Cesana C, Carlo-Stella C, Mangoni L, Regazzi E, Garau D, Sammarelli G, Caramatti C, Almici C, Rizzoli V
Department of Hematology, University of Parma, Italy.
Stem Cells. 1997;15(3):207-13. doi: 10.1002/stem.150207.
The existence of primitive hematopoietic progenitors in mobilized peripheral blood is suggested by clinical, phenotypic and in vitro cell culture evidences. In order to quantify primitive progenitors, 32 leukaphereses from 15 patients with lymphoid malignancies were investigated for the growth of multilineage colony-forming units (CFU-Mix), erythroid burst-forming units (BFU-E) and granulocyte-macrophage colony-forming units (CFU-GM) in the absence or presence of recombinant stem cell factor (SCF), a cytokine which selectively controls stem cell self-renewal, proliferation and differentiation. Primitive progenitors were also quantitated by means of a long-term assay which allows the growth of cells capable of initiating and sustaining hematopoiesis in long-term culture (LTC-IC). Addition of SCF (50 ng/ml) to methyl-cellulose cultures stimulated with maximal concentrations of G-CSF, GM-CSF, interleukin 3 and erythropoietin significantly increased the growth (mean +/- SE) of CFU-Mix (7.7 +/- 1.7 versus 2.4 +/- 0.6, p < or = 0.0001), BFU-E (47 +/- 10 versus 32 +/- 6, p < or = 0.002) and CFU-GM (173 +/- 31 versus 112 +/- 20, p < or = 0.0001). Mean (+/- SE) percentages of SCF-dependent CFU-Mix, BFU-E and CFU-GM were 60 +/- 5%, 19 +/- 5%, and 33 +/- 4%, respectively. Mean (+/- SE) LTC-IC growth per 2 x 10(6) nucleated cells was 221 +/- 53 (range, 2 to 704). Linear regression analysis demonstrated a statistically significant correlation (r = .87; p < or = 0.0001) between LTC-IC and SCF-dependent progenitors. In conclusion, our data suggest that: A) the optimal quantification of mobilized progenitors requires supplementation of methylcellulose cultures with SCF, and B) in vitro detection of SCF-dependent progenitors might represent a reliable and technically simple method to assess the primitive progenitor cell content of blood cell autografts. Such in vitro evaluation of immature hematopoietic progenitors might be clinically relevant for predicting the reconstituting potential of autografts.

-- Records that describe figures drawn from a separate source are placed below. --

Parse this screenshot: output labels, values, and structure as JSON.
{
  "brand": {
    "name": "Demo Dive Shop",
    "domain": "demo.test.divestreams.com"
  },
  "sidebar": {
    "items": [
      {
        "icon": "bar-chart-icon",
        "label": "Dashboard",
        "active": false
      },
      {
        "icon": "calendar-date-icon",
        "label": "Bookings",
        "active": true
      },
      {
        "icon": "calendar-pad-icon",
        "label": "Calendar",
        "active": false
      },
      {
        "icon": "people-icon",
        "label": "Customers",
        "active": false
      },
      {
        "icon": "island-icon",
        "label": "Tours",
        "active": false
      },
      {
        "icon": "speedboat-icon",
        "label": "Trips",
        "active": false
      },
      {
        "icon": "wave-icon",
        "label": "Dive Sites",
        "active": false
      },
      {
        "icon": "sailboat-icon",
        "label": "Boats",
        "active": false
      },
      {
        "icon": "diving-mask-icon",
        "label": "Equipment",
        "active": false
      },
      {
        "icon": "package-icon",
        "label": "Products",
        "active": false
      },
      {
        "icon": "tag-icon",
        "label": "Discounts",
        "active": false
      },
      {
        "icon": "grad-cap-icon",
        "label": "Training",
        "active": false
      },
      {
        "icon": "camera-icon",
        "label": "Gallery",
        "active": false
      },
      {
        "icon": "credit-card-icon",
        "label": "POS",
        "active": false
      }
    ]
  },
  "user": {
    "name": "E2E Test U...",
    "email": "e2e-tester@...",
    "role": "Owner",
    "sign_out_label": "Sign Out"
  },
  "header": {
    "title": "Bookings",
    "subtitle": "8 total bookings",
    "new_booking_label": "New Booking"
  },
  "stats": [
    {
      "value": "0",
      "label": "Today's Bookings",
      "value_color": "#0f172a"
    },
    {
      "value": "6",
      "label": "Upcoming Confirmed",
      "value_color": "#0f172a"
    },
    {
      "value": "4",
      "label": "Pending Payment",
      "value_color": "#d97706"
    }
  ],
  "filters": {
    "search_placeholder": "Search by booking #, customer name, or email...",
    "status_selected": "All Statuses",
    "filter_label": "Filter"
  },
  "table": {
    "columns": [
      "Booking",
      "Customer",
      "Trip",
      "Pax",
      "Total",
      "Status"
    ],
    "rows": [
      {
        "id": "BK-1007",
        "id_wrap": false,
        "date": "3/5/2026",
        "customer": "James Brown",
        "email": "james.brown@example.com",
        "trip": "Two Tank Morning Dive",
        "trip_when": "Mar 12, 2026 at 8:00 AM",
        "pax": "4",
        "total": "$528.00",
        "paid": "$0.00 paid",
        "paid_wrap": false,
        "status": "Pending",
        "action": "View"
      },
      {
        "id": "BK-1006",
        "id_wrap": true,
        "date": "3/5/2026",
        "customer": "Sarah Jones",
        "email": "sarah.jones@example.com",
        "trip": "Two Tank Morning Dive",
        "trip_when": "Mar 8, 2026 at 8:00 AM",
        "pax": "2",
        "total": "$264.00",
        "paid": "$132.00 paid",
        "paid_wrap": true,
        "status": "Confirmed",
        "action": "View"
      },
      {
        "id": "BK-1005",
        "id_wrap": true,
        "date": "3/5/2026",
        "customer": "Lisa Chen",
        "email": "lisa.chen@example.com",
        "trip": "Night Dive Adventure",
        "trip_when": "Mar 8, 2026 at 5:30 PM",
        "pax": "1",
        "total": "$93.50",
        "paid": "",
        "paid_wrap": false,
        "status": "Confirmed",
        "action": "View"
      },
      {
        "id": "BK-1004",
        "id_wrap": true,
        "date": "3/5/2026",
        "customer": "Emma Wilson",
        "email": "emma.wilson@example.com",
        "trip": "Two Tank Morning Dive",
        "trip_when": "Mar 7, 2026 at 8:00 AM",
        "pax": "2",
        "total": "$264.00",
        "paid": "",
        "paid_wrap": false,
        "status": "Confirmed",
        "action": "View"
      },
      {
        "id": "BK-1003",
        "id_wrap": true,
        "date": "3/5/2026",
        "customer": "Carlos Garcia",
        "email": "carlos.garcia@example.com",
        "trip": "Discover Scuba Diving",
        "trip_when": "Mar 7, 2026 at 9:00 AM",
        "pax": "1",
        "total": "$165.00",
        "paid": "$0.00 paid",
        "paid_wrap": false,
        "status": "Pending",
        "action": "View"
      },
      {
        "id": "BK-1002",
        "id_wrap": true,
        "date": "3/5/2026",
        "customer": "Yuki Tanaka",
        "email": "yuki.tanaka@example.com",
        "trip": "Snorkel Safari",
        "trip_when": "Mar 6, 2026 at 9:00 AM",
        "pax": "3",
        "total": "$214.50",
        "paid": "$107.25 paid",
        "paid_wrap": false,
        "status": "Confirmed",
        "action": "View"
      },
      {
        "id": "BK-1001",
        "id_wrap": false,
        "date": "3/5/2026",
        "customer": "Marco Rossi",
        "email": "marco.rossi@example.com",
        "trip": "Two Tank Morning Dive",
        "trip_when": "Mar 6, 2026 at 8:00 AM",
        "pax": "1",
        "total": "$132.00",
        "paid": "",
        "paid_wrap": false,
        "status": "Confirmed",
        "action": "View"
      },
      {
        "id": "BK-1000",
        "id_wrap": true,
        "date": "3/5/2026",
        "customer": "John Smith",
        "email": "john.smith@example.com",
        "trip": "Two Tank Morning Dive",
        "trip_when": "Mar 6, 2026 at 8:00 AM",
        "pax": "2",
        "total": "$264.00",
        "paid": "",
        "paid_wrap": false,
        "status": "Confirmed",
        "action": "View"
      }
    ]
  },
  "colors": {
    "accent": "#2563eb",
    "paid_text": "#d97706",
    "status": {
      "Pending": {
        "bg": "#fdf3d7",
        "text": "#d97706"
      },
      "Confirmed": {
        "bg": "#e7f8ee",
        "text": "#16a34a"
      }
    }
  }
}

临床、表型及体外细胞培养证据均提示动员外周血中存在原始造血祖细胞。为了对原始祖细胞进行定量分析,研究人员对15例淋巴系统恶性肿瘤患者的32次白细胞分离产物进行了研究,观察在有无重组干细胞因子(SCF)存在的情况下多系集落形成单位(CFU-Mix)、红系爆式集落形成单位(BFU-E)和粒-巨噬细胞集落形成单位(CFU-GM)的生长情况。SCF是一种能选择性调控干细胞自我更新、增殖及分化的细胞因子。原始祖细胞还通过一种长期检测方法进行定量,该方法可使能够在长期培养(LTC-IC)中启动并维持造血的细胞生长。向用最大浓度的G-CSF、GM-CSF、白细胞介素3和促红细胞生成素刺激的甲基纤维素培养物中添加SCF(50 ng/ml),可显著增加CFU-Mix(7.7±1.7对2.4±0.6,p≤0.0001)、BFU-E(47±10对32±6,p≤0.002)和CFU-GM(173±31对112±20,p≤0.0001)的生长。依赖SCF的CFU-Mix、BFU-E和CFU-GM的平均(±SE)百分比分别为60±5%、19±5%和33±4%。每2×10⁶有核细胞的平均(±SE)LTC-IC生长为221±53(范围为2至704)。线性回归分析表明LTC-IC与依赖SCF的祖细胞之间存在统计学显著相关性(r = 0.87;p≤0.0001)。总之,我们的数据表明:A)对动员的祖细胞进行最佳定量需要在甲基纤维素培养物中补充SCF,并且B)体外检测依赖SCF的祖细胞可能是一种评估血细胞自体移植物中原始祖细胞含量的可靠且技术简单的方法。这种对未成熟造血祖细胞的体外评估可能在临床上与预测自体移植物的重建潜力相关。